Gianfranco Fontani, il portalettere di Borzano regala le sue memorie alla sindaca

E’ stato per una vita intera il postino di Borzano, dopo che suo padre, suo nonno e il suo bisnonno che lo erano stati prima di lui. Ha attraversato periodi difficili, come il Fascismo, la Seconda Guerra Mondiale e poi i successivi anni della ricostruzione e del boom economico. Ha conosciuto e contribuito a mantenere in vita Ida Liuzzi, la 67enne ebrea che per alcuni mesi, tra il 1943 e il 1944, visse nascosta nel fienile della sua domestica a Borgo di Borzano, per non essere deportata ad Auschwitz. Anche se poi il suo destino non fu fortunato, visto che morì il 16 agosto 1944.

In tutte queste sue “vite”, Gianfranco Fontani, ultimo di 4 generazioni di postini, mantenne saldi i principi del suo lavoro che aveva imparato seguendo a aiutando il padre Giambattista, fin dall’età di 6 anni: la puntualità, la precisione, la riservatezza e l’umanità.

Gianfranco, che oggi ha 94 anni ed è ospite della casa di riposo “Il Poggio” di Reggio, ha raccolto le sue memorie, aiutato dalla nipote Simona Rivi e ha voluto donarle alla sindaca di Albinea Roberta Ibattici.

Il regalo è stato consegnato oggi nelle mani della prima cittadina che è andata a trovare l’anziano postino e a sua volta gli ha regalato un bellissimo libro di fotografie di Albinea, realizzate da Primo Montanari, e una pergamena di ringraziamento, sia per il suo lavoro, che per la sua opera di testimonianza di un tempo che non c’è più.

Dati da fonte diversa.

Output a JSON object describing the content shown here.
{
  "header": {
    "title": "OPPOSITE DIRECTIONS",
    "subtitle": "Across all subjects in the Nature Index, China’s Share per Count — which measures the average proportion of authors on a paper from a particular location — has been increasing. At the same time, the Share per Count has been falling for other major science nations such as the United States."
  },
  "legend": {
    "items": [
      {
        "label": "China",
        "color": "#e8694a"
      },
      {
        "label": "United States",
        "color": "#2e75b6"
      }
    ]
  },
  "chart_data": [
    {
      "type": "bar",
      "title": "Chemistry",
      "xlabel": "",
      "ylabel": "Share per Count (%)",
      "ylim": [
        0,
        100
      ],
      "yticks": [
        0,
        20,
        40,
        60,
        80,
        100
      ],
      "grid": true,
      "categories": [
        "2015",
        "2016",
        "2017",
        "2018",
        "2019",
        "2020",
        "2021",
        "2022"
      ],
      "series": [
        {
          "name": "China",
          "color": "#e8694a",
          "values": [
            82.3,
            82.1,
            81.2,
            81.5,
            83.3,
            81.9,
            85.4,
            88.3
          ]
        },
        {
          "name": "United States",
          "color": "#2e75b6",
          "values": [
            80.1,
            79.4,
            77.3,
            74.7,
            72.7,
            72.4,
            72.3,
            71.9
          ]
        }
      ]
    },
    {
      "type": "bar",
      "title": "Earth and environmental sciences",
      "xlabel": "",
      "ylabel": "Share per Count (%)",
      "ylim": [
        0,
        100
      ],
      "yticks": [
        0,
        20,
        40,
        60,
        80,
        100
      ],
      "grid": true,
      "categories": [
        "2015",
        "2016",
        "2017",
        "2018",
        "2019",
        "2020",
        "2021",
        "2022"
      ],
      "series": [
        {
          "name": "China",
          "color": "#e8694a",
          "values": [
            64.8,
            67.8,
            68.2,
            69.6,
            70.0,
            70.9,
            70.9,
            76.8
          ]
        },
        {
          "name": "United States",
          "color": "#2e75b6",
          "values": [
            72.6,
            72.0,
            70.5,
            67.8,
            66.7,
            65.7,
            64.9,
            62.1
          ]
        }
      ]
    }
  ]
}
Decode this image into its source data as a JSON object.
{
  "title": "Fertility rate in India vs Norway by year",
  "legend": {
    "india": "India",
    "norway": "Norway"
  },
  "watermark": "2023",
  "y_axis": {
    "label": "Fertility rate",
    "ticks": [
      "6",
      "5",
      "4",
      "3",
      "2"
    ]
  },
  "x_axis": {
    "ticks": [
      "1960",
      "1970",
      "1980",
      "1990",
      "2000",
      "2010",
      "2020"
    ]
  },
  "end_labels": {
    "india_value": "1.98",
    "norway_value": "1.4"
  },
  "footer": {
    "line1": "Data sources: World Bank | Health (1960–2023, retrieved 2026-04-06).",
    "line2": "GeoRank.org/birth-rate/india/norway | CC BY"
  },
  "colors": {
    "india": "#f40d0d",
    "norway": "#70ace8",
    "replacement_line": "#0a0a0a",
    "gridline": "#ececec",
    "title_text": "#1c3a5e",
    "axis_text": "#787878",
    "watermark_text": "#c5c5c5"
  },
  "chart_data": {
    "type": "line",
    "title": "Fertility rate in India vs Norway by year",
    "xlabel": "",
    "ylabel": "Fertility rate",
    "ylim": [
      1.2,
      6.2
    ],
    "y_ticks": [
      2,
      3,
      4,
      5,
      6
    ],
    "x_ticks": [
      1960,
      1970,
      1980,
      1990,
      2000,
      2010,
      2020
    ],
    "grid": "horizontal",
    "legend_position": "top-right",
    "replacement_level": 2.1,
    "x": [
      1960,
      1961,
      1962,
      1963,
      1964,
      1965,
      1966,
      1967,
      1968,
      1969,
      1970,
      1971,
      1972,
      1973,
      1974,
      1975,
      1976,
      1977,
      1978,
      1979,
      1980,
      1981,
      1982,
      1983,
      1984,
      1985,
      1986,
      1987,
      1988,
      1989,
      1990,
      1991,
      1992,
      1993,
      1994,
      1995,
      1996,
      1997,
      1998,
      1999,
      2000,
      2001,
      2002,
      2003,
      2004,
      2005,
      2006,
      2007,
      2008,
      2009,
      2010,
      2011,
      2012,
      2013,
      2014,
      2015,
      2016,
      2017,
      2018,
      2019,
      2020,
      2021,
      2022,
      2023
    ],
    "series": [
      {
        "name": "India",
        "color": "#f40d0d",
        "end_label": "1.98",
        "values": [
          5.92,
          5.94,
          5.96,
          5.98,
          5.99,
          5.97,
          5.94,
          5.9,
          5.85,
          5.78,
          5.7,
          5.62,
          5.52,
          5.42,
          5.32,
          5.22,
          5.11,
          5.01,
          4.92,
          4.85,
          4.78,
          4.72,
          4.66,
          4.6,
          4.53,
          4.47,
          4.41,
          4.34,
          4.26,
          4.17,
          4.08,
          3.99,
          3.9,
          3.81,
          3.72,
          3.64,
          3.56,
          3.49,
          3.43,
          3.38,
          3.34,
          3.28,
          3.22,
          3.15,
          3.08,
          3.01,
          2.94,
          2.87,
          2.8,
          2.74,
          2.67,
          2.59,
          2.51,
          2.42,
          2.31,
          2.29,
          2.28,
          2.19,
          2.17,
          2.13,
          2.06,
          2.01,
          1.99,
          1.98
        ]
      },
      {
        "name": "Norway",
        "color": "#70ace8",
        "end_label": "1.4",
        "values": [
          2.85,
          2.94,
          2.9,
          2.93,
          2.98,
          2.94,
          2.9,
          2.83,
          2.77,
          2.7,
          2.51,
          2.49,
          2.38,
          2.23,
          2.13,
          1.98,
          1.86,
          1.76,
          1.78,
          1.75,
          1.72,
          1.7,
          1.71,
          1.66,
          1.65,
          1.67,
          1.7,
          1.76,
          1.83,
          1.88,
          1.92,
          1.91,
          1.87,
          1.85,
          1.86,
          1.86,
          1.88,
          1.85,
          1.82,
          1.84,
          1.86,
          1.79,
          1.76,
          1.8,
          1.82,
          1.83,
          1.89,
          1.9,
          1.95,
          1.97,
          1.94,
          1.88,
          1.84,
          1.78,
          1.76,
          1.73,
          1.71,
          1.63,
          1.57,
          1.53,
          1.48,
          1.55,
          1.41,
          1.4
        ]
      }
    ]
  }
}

Attraverso le parole di Fontani infatti si viene proiettati in un’epoca che sembra lontana anni luce da oggi in cui le notizie viaggiavano al ritmo dei pedali e il postino era molto più di un impiegato: era un confidente, un testimone muto e un messaggero di speranza. Dalla fame della guerra alle sfide della modernità, Franco ricorda perfettamente, e ridà vita, alle vecchie strade e alle frazioni, che raggiungeva a piedi o in bicicletta, in qualsiasi condizione atmosferica. Dalle sue parole emerge soprattutto il rapporto di fiducia e vicinanza che aveva instaurato con le famiglie del territorio, per le quali il portalettere era punto di riferimento sociale e umano, oltre che un legame con il resto del mondo.

“Portavo lettere dei militari dal fronte, scritte a matita su carta povera – ricorda Gianfranco rispetto ai temi della guerra – La fame era sempre una compagna di strada e certe famiglie più benestanti, mosse a compassione per quel ragazzino instancabile, mi davano un po’ di pane da portare a casa. Era prezioso, ma devo confessare che la fame era talmente tanta che lo mangiavo quasi tutto lungo la strada pedalando o camminando tra una borgata e l’altra”.

La sua storia è fatta di lunghi tragitti perché “C’era l’urgenza della vita che correva” e di silenzi sia perché le lettere possono contenere segreti e a volte “devono essere consegnate proprio solo nella mani del destinatario” e perché nei cortili e nelle case avvengono cose che il postino può vedere o ascoltare, ma non deve dire.

Poi la morte improvvisa del padre nel 1953, per un malore mentre consegnava una lettera e la madre Maria Prampolini, che riuscì a tenere con sé i figli rimettendosi a studiare per prendere la licenza di terza media e subentrando nella professione al marito. Con il tempo Gianfranco passò poi dalle due ruote all’Ufficio, con le persone che prima vedeva a domicilio che spesso passavano da lui dietro al bancone di legno e, prima della meritatissima pensione, ebbe anche il tempo di sventare una rapina scagliandosi forbici in mano contro un malintenzionato armato di pistola e mettendolo in fuga. Fu anche, tra gli anni ’80 e ’90, consigliere comunale nelle fila della DC.

Certo non si può dire che nella vita “Franco”, come lo chiamano tutti, si sia risparmiato: “Ho fatto più chilometri di Fausto Coppi e la mia vita è stata così: un intreccio di storie degli altri che ho protetto, ricevuto e consegnato”, ha detto oggi sorridendo di fronte alla sindaca, alla sorella, al genero e ai nipoti.